AGAINST OBJECTAL REDUCTIONISM: a Machian rejoinder to Harman’s SR/OOO tutorial

One of my biggest objections to OOO concerns the question of primacy, which remains moot in contemporary philosophy. Harman’s ontological turn gives primacy to (transcendental, meta-level) philosophy. Feyerabend articulates a Machian position, one that gives primacy neither to philosophy nor to physics, but defends the open-mindedness of empirical (though not necessarily scientific) research. I think this can be clarified by examining Feyerabend’s defense of the “way of the scientist” as against the “way of the philosopher”. Feyerabend’s references to Mach (and to Pauli) show that this “way of the scientist” is transversal, not respecting the boundaries between scientific disciplines nor those between the sciences and the humanities and the arts. So it is more properly called the “way of research”.

Ernst Mach is often seen as a precursor of the logical positivists, an exponent of the idea that “things” are logical constructions built up out of the sensory qualities that compose the world, mere bundles of sensations. He would thus be a key example of what Graham Harman in THE QUADRUPLE OBJECT calls “overmining”. Feyerabend has shown in a number of essays that this vision of Mach’s “philosophy” (the quotation marks are necessary, according to Feyerabend “because Mach refused to be regarded as the proponent of a new “philosophy””, SCIENCE IN A FREE SOCIETY, p192) is erroneous, based on a misreading by the logical positivists that confounds his general ontology with one specific ontological hypothesis that Mach was at pains to describe as a provisional and research-relative specification of his more general proposal.

Following Ernst Mach, Feyerabend expounds the rudiments of what he calls a general methodology or a general cosmology (this ambiguity is important: Feyerabend, on general grounds but also after a close scrutiny of several important episodes in the history of physics, proceeds as if there is no clear and sharp demarcation between ontology and epistemology, whereas Harman, without the slightest case study, is convinced of the existence of such a dichotomy). Feyerabend’s discussion of Mach’s ontology can be found in SCIENCE IN A FREE SOCIETY (NLB, 1978, p196-203) and in many other places, making it clear that it is one of the enduring inspirations of his work. Mach’s ontology can be summarised, according to Feyerabend, in two points:

i) the world is composed of elements an their relations

ii) the nature of these elements and their relations is to be specified by empirical research

One may note a resemblance with Graham Harman’s ontology, summarised in his “brief SR/OOO tutorial“:

i) Individual entities of various different scales (not just tiny quarks and electrons) are the ultimate stuff of the cosmos.

ii) These entities are never exhausted by their relations…Objects withdraw from relation.
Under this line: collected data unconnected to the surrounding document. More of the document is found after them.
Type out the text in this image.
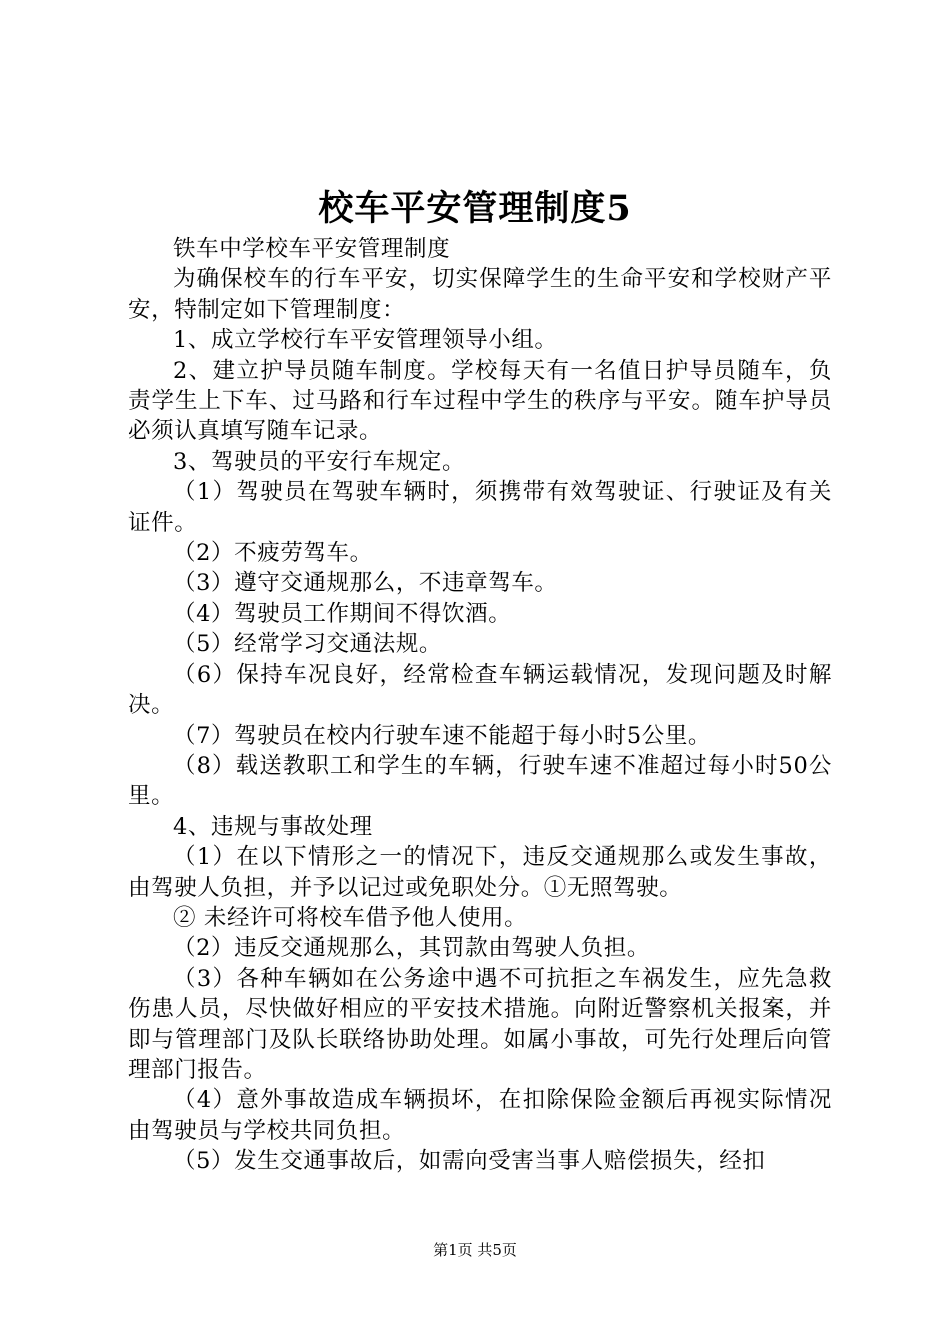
校车平安管理制度5

铁车中学校车平安管理制度

为确保校车的行车平安，切实保障学生的生命平安和学校财产平安，特制定如下管理制度：

1、成立学校行车平安管理领导小组。

2、建立护导员随车制度。学校每天有一名值日护导员随车，负责学生上下车、过马路和行车过程中学生的秩序与平安。随车护导员必须认真填写随车记录。

3、驾驶员的平安行车规定。

（1）驾驶员在驾驶车辆时，须携带有效驾驶证、行驶证及有关证件。

（2）不疲劳驾车。

（3）遵守交通规那么，不违章驾车。

（4）驾驶员工作期间不得饮酒。

（5）经常学习交通法规。

（6）保持车况良好，经常检查车辆运载情况，发现问题及时解决。

（7）驾驶员在校内行驶车速不能超于每小时5公里。

（8）载送教职工和学生的车辆，行驶车速不准超过每小时50公里。

4、违规与事故处理

（1）在以下情形之一的情况下，违反交通规那么或发生事故，由驾驶人负担，并予以记过或免职处分。①无照驾驶。

② 未经许可将校车借予他人使用。

（2）违反交通规那么，其罚款由驾驶人负担。

（3）各种车辆如在公务途中遇不可抗拒之车祸发生，应先急救伤患人员，尽快做好相应的平安技术措施。向附近警察机关报案，并即与管理部门及队长联络协助处理。如属小事故，可先行处理后向管理部门报告。

（4）意外事故造成车辆损坏，在扣除保险金额后再视实际情况由驾驶员与学校共同负担。

（5）发生交通事故后，如需向受害当事人赔偿损失，经扣

第1页 共5页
The difference is illuminating. Whereas Mach leaves the nature of these elements open, allowing for the exploration of several hypotheses, Harman transcendentally reduces these possibilities to one: elements are objects (NB: this reduction of the possibilities to one, enshrined in a transcendental principle, is one of the reasons for calling Harman’s OOO an objectal reduction). Further, by allowing empirical research to specify the relations, Mach does not give himself an a priori principle of withdrawal: here again “withdrawal” is just one possibility among many. Another advantage of this ontology of unspecified elements is that it allows us to do research across disciplinary boundaries, including that between science and philosophy. Feyerabend talks of Mach’s ontology’s “disregard for distinctions between areas of research. Any method, any type of knowledge could enter the discussion of a particular problem” (p197). Mach’s ontology is diachronic, evolving with and as part of empirical research. Harman’s ontology is synchronic, dictating and fixing transcendentally the elements of the world.